When Parvana and Shauzia find themselves digging up bones to make money to support their families, Parvana's reflects on how they must share their experience so that people know of the extreme, impoverished circumstances the Taliban regime has precipitated. This passage simultaneously conveys hope for the future; she is confident a time will come when she will be on the other side of her hardship.

"They don't stay there forever," Mrs. Weera said. "They get up again, and they fight back."

Mrs. Weera, p. 129

Parvana lies on a toshak (mattress) for two days when she learns that the Taliban has occupied Mazar, following the example her mother set in the early chapters of the book. Parvana insists this is what women in their family do to deal with grief, while Mrs. Weera reminds her that her mother recovered from her grief and soon began teaching and writing again. This passage touches on the themes of resilience and courage, both of which are qualities necessary for women living under the Taliban to fight against their oppressors.

"Land mines are as common as rocks and can blow you up without warning. Remember your brother."

Father, p. 136

In this passage, Parvana's father warns her of the imminent danger of landmines strewn throughout Kabul. Using a simile, he likens the ubiquity of landmines to rocks, which Parvana could step on at any moment and lose her life, just as her brother Hossain did.

When they first took over the capital city of Kabul and forbade girls to go to school, Parvana wasn’t terribly unhappy.

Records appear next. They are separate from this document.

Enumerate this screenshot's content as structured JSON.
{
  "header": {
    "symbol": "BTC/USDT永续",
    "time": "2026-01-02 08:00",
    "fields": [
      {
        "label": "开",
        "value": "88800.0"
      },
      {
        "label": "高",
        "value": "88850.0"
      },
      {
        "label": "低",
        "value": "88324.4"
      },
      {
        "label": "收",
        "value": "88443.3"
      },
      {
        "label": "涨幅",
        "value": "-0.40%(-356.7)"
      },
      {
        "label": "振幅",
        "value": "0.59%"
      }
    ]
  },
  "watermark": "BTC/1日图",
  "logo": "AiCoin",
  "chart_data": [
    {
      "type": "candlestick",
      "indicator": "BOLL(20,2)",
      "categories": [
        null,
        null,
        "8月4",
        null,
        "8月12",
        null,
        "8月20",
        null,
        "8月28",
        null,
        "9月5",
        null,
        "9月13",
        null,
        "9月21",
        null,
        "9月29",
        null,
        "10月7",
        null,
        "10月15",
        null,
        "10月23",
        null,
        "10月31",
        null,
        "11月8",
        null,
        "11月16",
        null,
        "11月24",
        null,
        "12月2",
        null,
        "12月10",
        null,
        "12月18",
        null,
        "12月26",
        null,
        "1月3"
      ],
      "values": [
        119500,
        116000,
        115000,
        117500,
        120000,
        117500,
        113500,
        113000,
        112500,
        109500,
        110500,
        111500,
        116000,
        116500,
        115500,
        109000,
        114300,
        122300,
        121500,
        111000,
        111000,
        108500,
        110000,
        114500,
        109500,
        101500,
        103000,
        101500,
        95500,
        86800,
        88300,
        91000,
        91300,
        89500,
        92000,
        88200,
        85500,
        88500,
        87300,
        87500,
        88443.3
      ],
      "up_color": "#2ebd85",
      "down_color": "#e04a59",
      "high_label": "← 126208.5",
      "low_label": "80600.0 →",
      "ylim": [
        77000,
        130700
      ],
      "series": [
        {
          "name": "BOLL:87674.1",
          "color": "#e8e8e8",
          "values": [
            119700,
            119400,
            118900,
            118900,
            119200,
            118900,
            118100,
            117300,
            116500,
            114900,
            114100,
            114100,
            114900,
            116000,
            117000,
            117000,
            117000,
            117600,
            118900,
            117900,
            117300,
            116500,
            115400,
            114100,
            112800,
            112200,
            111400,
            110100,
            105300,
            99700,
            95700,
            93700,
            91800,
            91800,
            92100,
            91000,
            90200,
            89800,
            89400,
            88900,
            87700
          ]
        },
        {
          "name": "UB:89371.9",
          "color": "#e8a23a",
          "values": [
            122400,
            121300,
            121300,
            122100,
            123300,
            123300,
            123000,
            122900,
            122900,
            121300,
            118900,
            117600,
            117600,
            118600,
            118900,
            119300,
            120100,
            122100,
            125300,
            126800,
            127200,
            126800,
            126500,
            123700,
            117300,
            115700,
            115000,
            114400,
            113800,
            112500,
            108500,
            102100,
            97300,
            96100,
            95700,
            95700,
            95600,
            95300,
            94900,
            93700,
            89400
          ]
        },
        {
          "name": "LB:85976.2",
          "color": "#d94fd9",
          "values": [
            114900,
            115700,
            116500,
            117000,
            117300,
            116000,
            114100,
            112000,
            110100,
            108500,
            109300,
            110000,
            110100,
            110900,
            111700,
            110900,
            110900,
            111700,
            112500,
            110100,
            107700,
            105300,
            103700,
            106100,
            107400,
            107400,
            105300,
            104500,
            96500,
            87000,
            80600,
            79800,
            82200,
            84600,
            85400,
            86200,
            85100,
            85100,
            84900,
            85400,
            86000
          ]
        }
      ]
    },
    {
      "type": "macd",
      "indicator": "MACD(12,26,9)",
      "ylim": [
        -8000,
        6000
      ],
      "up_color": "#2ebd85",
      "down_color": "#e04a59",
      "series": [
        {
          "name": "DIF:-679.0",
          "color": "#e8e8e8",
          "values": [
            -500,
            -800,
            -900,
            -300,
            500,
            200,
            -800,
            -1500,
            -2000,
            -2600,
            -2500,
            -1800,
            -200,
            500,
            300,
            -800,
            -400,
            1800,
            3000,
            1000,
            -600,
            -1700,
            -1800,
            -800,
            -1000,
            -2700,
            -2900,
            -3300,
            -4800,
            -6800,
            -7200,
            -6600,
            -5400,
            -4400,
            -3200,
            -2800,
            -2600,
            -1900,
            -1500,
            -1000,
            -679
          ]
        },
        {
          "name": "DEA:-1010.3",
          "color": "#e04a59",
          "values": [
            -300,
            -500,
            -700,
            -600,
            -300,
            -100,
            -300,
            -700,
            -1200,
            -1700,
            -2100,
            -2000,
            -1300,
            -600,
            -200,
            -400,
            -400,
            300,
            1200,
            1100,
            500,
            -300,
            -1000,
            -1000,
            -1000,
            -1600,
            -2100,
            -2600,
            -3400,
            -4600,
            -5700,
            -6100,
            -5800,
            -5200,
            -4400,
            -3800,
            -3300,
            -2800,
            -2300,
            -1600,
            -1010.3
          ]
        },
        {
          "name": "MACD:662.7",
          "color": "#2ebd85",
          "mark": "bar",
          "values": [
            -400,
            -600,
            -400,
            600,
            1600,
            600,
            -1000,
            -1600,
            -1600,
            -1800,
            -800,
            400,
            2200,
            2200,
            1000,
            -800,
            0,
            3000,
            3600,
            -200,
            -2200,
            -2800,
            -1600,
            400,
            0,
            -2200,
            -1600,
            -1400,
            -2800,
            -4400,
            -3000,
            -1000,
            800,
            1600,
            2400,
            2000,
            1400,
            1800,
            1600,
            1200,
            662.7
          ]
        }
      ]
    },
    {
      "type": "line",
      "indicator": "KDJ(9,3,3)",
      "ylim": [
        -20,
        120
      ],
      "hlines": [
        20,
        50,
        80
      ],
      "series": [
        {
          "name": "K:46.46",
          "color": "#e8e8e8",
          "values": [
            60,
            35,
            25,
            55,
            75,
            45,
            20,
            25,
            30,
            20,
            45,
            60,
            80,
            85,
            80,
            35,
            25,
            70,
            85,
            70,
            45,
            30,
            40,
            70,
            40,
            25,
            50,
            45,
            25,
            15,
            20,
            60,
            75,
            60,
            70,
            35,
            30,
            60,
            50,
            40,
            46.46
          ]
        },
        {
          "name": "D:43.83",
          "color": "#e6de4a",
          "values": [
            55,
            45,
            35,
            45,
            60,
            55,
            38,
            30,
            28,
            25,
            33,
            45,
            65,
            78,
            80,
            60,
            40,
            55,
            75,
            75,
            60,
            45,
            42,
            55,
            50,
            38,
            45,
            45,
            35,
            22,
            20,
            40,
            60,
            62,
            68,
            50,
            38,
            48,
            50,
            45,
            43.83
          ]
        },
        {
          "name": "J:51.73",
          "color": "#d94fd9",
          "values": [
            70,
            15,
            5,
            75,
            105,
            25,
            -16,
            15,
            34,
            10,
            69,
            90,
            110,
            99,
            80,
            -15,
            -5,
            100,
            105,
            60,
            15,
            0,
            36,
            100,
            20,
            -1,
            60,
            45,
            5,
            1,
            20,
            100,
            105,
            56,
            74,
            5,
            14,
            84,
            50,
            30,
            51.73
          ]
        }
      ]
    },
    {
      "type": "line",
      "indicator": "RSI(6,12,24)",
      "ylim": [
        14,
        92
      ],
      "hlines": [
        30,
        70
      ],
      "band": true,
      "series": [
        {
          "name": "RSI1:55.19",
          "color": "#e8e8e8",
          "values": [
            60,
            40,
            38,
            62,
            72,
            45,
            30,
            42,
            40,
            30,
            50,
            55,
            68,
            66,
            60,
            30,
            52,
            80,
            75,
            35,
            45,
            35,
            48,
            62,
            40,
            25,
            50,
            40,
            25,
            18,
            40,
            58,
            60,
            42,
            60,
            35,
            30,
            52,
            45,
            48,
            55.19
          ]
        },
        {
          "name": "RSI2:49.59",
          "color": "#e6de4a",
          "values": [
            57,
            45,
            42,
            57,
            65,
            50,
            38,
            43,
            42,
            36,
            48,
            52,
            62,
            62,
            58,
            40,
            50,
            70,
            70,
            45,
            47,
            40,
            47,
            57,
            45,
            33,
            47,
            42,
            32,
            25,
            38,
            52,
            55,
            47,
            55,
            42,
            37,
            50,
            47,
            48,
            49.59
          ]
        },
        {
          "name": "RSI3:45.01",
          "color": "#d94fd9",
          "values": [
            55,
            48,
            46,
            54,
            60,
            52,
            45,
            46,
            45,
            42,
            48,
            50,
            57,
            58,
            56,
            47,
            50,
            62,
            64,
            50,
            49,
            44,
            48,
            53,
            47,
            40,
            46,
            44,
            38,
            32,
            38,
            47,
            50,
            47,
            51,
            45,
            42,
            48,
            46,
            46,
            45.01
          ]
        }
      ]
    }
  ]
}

She had a test coming up in arithmetic that she hadn’t prepared for, and she was in trouble for talking in class again. The teacher was going to send a note to her mother, but the Taliban took over first.

Narrator, p. 11

Early in the book, the narrator comments on how Parvana naively welcomed the Taliban's takeover of Kabul when it first happened because it meant she didn't have to worry about school. The passage is significant because it speaks to the profound difference between Parvana's current perspective and how she felt before the Taliban took over, when the authority figures she most feared were teachers and parents.

She grabbed hold of the bone that was sticking out of the ground and pulled. It came out of the dirt as if it were a carrot being pulled up from a garden.

Narrator, p. 90

When Parvana and Shauzia begin collecting bones at the graveyard, the first bone pulls out of the soil like a carrot. In this simile, Ellis makes a bizarre experience most readers would never have encountered seem familiar by likening the process to withdrawing a carrot from soil.

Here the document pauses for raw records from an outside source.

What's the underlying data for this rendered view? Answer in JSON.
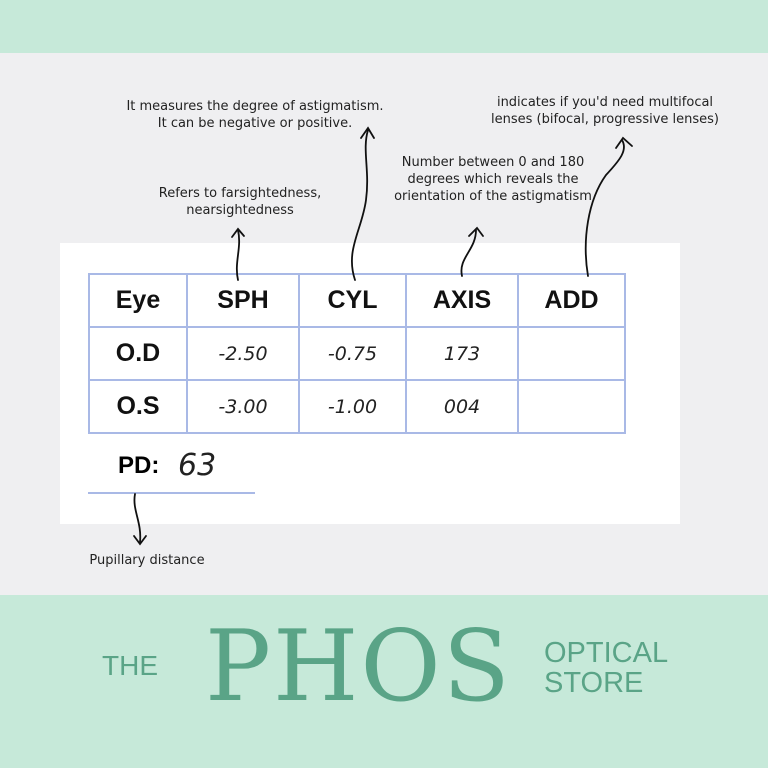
{
  "annotations": {
    "sph": [
      "Refers to farsightedness,",
      "nearsightedness"
    ],
    "cyl": [
      "It measures the degree of astigmatism.",
      "It can be negative or positive."
    ],
    "axis": [
      "Number between 0 and 180",
      "degrees which reveals the",
      "orientation of the astigmatism"
    ],
    "add": [
      "indicates if you'd need multifocal",
      "lenses (bifocal, progressive lenses)"
    ],
    "pd": "Pupillary distance"
  },
  "table": {
    "headers": [
      "Eye",
      "SPH",
      "CYL",
      "AXIS",
      "ADD"
    ],
    "rows": [
      [
        "O.D",
        "-2.50",
        "-0.75",
        "173",
        ""
      ],
      [
        "O.S",
        "-3.00",
        "-1.00",
        "004",
        ""
      ]
    ]
  },
  "pd": {
    "label": "PD:",
    "value": "63"
  },
  "brand": {
    "the": "THE",
    "name": "PHOS",
    "tagline": [
      "OPTICAL",
      "STORE"
    ]
  },
  "colors": {
    "mint": "#c6e9d9",
    "brand_green": "#5aa487",
    "grid": "#a9b9e6"
  }
}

“What the bombs didn’t get, the bandits did. Makes it easier to move, though, doesn’t it?”

Mrs. Weera, p. 72

This passage is taken from a scene in which Parvana helps Mrs. Weera pack her few possessions before moving in with Parvana's family. After Mrs. Weera explains that she has lost her family and belongings in war, she jokes that it makes it easier to move. This turn to humor speaks to Mrs. Weera's resilient attitude in the face of adversity. She focuses resolutely on the future, refusing to dwell on her sorrows and grief.

Parvana settled back in the truck beside her father. She popped a dried apricot into her mouth and rolled its sweetness around on her tongue. Through the dusty front windshield she could see Mount Parvana, the snow on its peak sparkling in the sun.

Narrator, p. 141

The last lines of the novel end on a note of hope amidst the uncertainty Parvana faces. "Mount Parvana" is not the mountain's official name but rather the name her father, at the beginning of the book, bestowed upon it. By referring back to the reference, the book ends by suggesting that the world is what one makes of it; despite what more powerful people may wish to impose on her, Parvana's destiny is in her hands.